Fragen 
Um ein paar immer wieder gestellte Fragen vorwegzunehmen, hat sich Jörg Kastner hier den schonungslosen Fragen des intimen Autorenkenners Art Oleeg gestellt:
Oleeg: Wie sind Sie zum Schreiben gekommen?
Kastner: Über Umwege, sprich über eine Jurastudium und eine Ausbildung zum Volljuristen. Aber die Lust an gut erzählten Geschichten und am Fabulieren hat mir schon immer im Blut gelegen.

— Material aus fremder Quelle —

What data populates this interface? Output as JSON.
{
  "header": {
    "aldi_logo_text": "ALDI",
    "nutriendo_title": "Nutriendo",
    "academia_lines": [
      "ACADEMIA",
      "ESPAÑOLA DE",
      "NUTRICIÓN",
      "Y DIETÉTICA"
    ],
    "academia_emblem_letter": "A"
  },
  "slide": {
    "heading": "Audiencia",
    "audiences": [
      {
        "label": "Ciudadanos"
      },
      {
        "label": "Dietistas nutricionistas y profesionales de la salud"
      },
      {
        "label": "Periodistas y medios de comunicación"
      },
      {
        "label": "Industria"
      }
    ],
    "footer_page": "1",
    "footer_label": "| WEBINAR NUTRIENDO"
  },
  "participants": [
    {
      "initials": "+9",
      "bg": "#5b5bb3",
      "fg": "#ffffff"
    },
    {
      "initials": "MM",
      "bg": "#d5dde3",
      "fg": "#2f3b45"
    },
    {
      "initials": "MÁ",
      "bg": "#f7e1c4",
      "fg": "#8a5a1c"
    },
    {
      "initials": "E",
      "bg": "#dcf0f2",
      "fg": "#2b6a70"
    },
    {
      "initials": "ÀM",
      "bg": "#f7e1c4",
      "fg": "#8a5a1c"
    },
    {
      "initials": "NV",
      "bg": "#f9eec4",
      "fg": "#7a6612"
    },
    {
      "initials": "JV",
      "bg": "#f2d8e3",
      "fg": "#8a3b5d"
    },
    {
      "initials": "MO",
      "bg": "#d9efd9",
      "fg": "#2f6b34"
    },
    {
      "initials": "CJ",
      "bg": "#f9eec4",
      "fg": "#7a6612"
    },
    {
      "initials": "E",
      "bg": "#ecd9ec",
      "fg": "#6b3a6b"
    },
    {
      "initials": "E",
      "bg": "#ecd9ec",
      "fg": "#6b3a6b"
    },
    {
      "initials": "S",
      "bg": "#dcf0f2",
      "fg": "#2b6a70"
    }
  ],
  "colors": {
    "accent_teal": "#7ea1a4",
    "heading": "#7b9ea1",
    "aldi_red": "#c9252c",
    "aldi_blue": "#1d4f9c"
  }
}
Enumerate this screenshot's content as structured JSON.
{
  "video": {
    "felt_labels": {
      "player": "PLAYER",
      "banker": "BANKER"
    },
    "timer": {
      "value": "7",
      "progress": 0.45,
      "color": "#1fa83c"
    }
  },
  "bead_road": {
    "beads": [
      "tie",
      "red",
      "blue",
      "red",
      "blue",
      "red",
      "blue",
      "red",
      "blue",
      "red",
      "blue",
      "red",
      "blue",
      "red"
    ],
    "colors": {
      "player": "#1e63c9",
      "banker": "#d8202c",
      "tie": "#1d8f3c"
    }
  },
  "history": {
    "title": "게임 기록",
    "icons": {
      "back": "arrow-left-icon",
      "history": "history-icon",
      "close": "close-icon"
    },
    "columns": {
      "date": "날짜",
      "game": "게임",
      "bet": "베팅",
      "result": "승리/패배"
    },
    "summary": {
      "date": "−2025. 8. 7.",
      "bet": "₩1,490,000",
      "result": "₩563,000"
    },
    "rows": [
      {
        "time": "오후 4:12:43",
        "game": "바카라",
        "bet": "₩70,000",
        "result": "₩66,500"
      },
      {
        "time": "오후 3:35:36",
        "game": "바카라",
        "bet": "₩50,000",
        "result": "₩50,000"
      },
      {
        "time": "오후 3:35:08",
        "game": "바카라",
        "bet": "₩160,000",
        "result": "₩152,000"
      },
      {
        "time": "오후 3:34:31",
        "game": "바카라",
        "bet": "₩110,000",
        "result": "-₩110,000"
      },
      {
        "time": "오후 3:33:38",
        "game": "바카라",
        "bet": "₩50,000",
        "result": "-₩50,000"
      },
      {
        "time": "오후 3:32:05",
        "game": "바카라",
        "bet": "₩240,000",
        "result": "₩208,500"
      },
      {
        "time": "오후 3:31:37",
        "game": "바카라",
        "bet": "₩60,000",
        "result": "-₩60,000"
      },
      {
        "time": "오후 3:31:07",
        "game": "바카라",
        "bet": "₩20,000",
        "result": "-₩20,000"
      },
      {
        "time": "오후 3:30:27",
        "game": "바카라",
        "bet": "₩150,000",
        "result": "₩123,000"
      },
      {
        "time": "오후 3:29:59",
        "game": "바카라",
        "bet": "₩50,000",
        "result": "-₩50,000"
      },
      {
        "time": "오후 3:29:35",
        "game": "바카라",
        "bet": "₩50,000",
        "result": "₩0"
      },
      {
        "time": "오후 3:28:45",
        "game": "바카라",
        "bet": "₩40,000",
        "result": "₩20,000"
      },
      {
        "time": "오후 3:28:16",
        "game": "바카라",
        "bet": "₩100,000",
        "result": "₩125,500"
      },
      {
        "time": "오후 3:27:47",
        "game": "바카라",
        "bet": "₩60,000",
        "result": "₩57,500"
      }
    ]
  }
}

Möglicherweise gibt es unter meinen Vorfahren einen wandernden Geschichtenerzähler oder etwas in der Art. Jedenfalls habe ich schon während des Studiums etliche nichtjuristische Texte verfaßt und schließlich auch veröffentlicht, was mir den Schritt, mich nach dem bestandenen zweiten Staatsexamen als frei- und hauptberuflicher Schriftsteller zu versuchen, sehr erleichtert hat.
Oleeg:Würden Sie andere Menschen, die diesen Schritt auch wagen möchten, ermutigen?
Kastner: Wie man früher bei Radio Eriwan zu sagen pflegte: Das kommt darauf an. Wenn auf der einen Seite ein solider Brotberuf vorhanden ist, auf den man notfalls zurückgreifen kann, und wenn hinzutritt, daß jemand bereits etwas veröffentlicht und dafür auch anständiges Geld bekommen hat, ist der Schritt zum freien Schriftsteller zumindest bedenkenswert. Anderenfalls lautet mein dringender Rat, es mit dem Schreiben erst einmal nebenbei zu versuchen und abzuwarten, ob die Verleger nach mehr rufen und diese Rufe auch durch saftige Überweisungen aufs Bankkonto unterstreichen.
Oleeg: Das hört sich ja an, als käme es beim Schreiben nur aufs Geld an.
Kastner: Beim Schreiben nicht, aber beim Bäcker, beim Fleischer, beim Frisör, im Supermarkt und an der Tankstelle schon.
Oleeg: Sie haben den Sprung ins kalte Wasser der freien Schriftstellerei aber noch nicht bereut?
Kastner: Wie ich bereits dargelegt habe, war für mich das Wasser immerhin schon lauwarm, als ich den Beckenrand der Juristenkarriere losließ. Ich denke, in jedem Beruf gibt es Situationen, wo man sagt: ?Das muß ich mir nicht bieten lassen! Wozu racker ich mich ab! Da kann ich mein Geld (da haben wir es wieder) auch als Fußpfleger, als Videothekenbesitzer oder eben als Rechtsanwalt verdienen.? Daß ich so etwas zwar gelegentlich denke, aber bisher nicht wahrgemacht habe, zeigt, daß ich meine Berufswahl nicht bereue.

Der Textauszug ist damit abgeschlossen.